The United States surpassed on Wednesday the 100,000 deaths from the COVID-19 pandemic, thus becoming the first country in the world to exceed that number, according to the independent count of Johns Hopkins University.

USA To date, it has reported 100,047 deaths from COVID-19, well ahead of those in the United Kingdom (37,542), Italy (33,072) or France (28,599), the countries that follow it on the death list.

The number of infections is now 1,695,776, also the first in the world by far ahead of Brazil (391,222), Russia (370,680) or the United Kingdom (268,616).

As a result, the death toll in the United States has already reached the lowest level of initial estimates by the White House, which projected at best between 100,000 and 240,000 deaths from the pandemic.

President Donald Trump initially lowered those estimates and was confident that the final figure would rather be between 50,000 and 60,000 deaths, although in his latest calculations he already predicted up to 110,000 deaths.
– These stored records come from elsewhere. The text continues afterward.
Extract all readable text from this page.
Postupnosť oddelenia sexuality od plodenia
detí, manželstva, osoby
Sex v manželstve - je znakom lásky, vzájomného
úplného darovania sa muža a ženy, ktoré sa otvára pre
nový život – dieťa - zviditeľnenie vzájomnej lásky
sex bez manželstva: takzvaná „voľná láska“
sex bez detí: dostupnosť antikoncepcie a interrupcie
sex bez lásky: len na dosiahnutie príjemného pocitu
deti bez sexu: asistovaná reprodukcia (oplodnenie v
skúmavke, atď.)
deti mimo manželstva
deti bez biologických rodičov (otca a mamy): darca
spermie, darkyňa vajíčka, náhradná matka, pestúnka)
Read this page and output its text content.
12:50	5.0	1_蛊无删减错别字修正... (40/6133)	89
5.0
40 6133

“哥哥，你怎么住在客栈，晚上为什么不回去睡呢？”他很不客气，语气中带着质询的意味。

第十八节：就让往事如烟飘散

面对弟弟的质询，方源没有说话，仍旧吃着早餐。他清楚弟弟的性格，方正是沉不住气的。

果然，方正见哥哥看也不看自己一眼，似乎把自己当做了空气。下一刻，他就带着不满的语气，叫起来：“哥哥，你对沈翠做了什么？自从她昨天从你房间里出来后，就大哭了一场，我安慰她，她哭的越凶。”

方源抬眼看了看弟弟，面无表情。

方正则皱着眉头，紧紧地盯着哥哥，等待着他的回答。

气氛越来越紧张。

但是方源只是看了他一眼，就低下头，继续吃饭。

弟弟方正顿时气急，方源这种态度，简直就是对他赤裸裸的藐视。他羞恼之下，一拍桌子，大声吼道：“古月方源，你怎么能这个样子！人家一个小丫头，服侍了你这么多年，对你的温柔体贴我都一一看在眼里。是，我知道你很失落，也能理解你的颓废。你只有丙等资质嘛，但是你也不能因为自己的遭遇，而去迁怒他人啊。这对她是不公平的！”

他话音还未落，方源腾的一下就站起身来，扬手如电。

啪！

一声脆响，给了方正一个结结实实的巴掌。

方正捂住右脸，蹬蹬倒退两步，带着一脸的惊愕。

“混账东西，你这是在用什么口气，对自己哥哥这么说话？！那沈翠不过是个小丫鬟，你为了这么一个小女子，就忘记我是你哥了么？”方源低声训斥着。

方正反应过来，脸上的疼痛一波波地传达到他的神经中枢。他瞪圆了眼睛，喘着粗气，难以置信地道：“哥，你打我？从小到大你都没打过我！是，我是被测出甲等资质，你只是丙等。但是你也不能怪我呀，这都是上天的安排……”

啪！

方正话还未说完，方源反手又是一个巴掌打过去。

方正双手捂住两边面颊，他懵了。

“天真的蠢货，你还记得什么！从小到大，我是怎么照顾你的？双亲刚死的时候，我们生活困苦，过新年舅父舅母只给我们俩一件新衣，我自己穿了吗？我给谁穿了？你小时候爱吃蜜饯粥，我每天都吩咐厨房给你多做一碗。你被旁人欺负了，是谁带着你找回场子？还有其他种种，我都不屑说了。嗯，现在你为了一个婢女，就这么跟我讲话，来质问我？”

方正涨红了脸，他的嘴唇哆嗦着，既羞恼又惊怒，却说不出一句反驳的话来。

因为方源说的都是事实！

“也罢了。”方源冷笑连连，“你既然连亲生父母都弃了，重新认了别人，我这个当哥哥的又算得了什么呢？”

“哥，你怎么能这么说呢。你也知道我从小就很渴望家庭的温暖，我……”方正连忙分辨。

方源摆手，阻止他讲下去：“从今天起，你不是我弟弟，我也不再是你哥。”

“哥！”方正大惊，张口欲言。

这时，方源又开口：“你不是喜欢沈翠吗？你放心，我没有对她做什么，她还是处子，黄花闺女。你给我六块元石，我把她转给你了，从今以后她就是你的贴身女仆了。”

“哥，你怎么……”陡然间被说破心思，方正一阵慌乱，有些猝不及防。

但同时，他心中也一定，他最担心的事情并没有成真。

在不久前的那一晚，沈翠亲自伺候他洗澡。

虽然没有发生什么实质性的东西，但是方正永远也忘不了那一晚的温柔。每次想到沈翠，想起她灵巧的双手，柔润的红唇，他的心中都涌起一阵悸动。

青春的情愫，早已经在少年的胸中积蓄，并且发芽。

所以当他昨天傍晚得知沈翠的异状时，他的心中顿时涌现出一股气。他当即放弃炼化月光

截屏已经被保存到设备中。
For its part, the Institute of Health Metrics and Assessments (IHME) of the University of Washington, in whose prediction models of the evolution of the pandemic the White House often sets, calculates that by the beginning of August it will have left more than 131,000 deaths in the United States.

Internally, New York State remains the great epicenter of the pandemic with 363,836 confirmed cases and 29,302 deaths, a figure similar to that of France and only below the United Kingdom and Italy.

In New York City alone, 21,362 people have died.

New York is followed by neighboring New Jersey with 156,628 confirmed cases and 11,339 deaths, Massachusetts with 93,693 infections and 6,473 deaths, and Michigan, which has reported 55,611 positive for coronavirus and 5,334 deaths.

Other states with a large number of deaths are Pennsylvania with 5,265, Illinois with 5,083, California with 3,895 or Connecticut, with 3,769.